Shining Star - you will have to show you can afford the extra expenses a child will bring and the time off from earning with adoption leave. I guess it depends on the social worker how much they look into it - I certainly had various statements looked at especially mortgage and bills such as council tax and credit cards etc and all the 'essential' bills. It's surprising what is not 'essential' when you really look at it. Plus don't forget you'll be entitled to child benefit (and poss tax credits depending on your income etc). 

Vetty - it's unlikely you'll be rejected due to finances as you clearly have a lot of disposable income. However they may want to be convinced that you would be changing the 'lifestyle' element when you had a child (they won't 'take it into consideration' - you'll have to convince them). I'm afraid I'm similar to you in spending so before the home study I collected all my receipts on supermarket shopping for several months and worked out what I actually spent (and on what) a bit shocking actually!! Then I spent a month cutting back slightly and without any real effort or lifestyle change I saved £50 a month straight away and knew I could easily save more if I tried.
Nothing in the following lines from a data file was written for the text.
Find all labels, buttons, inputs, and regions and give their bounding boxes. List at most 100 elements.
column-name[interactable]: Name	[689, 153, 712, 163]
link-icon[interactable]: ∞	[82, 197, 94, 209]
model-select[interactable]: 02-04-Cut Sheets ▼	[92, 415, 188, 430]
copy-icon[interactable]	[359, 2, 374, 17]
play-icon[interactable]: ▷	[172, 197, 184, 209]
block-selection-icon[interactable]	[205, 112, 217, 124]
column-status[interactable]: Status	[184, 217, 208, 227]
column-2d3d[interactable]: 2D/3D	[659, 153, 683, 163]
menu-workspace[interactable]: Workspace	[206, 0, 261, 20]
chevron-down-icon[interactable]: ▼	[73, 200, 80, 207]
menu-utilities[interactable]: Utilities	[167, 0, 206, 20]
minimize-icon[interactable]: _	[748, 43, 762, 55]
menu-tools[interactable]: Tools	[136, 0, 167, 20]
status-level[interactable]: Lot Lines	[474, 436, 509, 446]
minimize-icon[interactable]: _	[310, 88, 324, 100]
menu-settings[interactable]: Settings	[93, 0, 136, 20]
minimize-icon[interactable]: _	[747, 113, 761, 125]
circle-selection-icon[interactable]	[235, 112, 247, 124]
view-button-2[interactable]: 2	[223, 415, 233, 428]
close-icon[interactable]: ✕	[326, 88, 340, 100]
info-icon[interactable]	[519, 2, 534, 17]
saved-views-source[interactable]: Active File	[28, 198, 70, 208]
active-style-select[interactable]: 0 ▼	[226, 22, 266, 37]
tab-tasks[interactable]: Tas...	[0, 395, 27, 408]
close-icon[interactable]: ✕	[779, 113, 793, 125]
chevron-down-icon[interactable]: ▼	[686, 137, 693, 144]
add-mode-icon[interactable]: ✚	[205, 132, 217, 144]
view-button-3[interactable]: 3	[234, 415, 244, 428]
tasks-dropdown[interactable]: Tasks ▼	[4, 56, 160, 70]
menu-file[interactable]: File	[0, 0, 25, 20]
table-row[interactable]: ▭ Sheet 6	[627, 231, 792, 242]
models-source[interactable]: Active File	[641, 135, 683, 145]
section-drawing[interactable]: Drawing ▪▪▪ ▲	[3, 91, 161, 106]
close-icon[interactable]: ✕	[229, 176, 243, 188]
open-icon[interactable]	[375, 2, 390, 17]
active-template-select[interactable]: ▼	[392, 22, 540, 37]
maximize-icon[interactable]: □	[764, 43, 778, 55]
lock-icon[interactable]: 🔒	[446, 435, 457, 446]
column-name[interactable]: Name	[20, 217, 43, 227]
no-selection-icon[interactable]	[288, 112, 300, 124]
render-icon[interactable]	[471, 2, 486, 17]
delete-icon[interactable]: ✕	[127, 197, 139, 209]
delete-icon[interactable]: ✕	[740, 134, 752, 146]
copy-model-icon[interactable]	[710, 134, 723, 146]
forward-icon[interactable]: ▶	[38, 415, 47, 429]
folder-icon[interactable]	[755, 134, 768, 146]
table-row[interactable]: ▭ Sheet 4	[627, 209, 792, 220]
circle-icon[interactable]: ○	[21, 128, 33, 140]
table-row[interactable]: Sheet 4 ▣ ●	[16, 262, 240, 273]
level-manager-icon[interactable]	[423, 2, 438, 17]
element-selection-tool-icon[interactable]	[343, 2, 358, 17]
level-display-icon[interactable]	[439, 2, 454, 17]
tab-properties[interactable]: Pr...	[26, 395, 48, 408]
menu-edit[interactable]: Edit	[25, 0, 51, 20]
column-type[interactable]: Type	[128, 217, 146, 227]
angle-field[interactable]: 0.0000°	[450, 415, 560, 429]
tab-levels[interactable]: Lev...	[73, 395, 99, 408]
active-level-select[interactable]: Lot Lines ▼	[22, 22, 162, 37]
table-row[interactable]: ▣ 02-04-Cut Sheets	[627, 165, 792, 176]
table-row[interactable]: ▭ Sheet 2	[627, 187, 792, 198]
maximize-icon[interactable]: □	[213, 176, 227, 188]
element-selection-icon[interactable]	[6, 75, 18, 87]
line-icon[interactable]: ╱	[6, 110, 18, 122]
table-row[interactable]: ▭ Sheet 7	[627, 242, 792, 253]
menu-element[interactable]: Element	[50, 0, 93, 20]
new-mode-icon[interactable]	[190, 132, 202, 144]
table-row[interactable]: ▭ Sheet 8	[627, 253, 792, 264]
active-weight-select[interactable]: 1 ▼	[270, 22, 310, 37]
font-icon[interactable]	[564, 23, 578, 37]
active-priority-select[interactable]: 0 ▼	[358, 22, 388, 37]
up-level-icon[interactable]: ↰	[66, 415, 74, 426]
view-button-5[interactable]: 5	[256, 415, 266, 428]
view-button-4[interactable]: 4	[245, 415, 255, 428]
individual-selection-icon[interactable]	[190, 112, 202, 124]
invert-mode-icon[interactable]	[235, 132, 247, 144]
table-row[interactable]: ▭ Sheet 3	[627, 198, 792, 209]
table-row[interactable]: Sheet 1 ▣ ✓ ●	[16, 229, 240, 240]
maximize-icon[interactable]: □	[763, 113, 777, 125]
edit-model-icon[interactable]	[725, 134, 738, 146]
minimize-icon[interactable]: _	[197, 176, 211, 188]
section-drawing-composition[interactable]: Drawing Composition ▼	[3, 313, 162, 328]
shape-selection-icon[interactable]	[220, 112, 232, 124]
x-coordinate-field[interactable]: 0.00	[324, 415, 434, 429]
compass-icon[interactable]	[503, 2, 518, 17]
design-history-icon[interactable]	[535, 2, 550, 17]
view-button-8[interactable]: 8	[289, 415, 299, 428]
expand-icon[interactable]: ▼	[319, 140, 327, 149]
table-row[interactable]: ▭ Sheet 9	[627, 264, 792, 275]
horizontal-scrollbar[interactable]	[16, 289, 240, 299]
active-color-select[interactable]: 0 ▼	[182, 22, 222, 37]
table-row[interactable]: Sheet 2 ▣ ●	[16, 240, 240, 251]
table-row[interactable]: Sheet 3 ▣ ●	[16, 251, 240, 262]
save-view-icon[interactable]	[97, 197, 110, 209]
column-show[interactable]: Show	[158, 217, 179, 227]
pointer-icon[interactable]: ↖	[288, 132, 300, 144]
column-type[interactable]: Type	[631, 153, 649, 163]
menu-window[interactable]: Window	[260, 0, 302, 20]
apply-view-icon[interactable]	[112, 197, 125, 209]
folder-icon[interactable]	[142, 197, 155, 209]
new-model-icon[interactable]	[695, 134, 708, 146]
This was useful and although the social worker didn't look at it long and hard I knew I had it ready and proof that I could easily cut back and divert the money elsewhere if required! You could just work out everything you spend on eating out/takeaways etc and luxuries and you know this would be instantly 'available' money. Plus it would prove that you were willing to change your lifestyle and you knew what was involved etc.

Also if you do start the process I think it would be wise to also start gradually changing the lifestyle straight away (they ask loads of in-depth questions and will ask stuff like how often you go out etc) so it's not such a shock when you're placed with a child! (and eating out will potentially become a thing of the past!!). 

Good luck and please don't let that put you off - you will be fine - honestly! A lot of people enjoy the process and you sound lovely and many social workers are lovely as well (all the ones I've met anyway) but yes - a thick skin would certainly help!


----------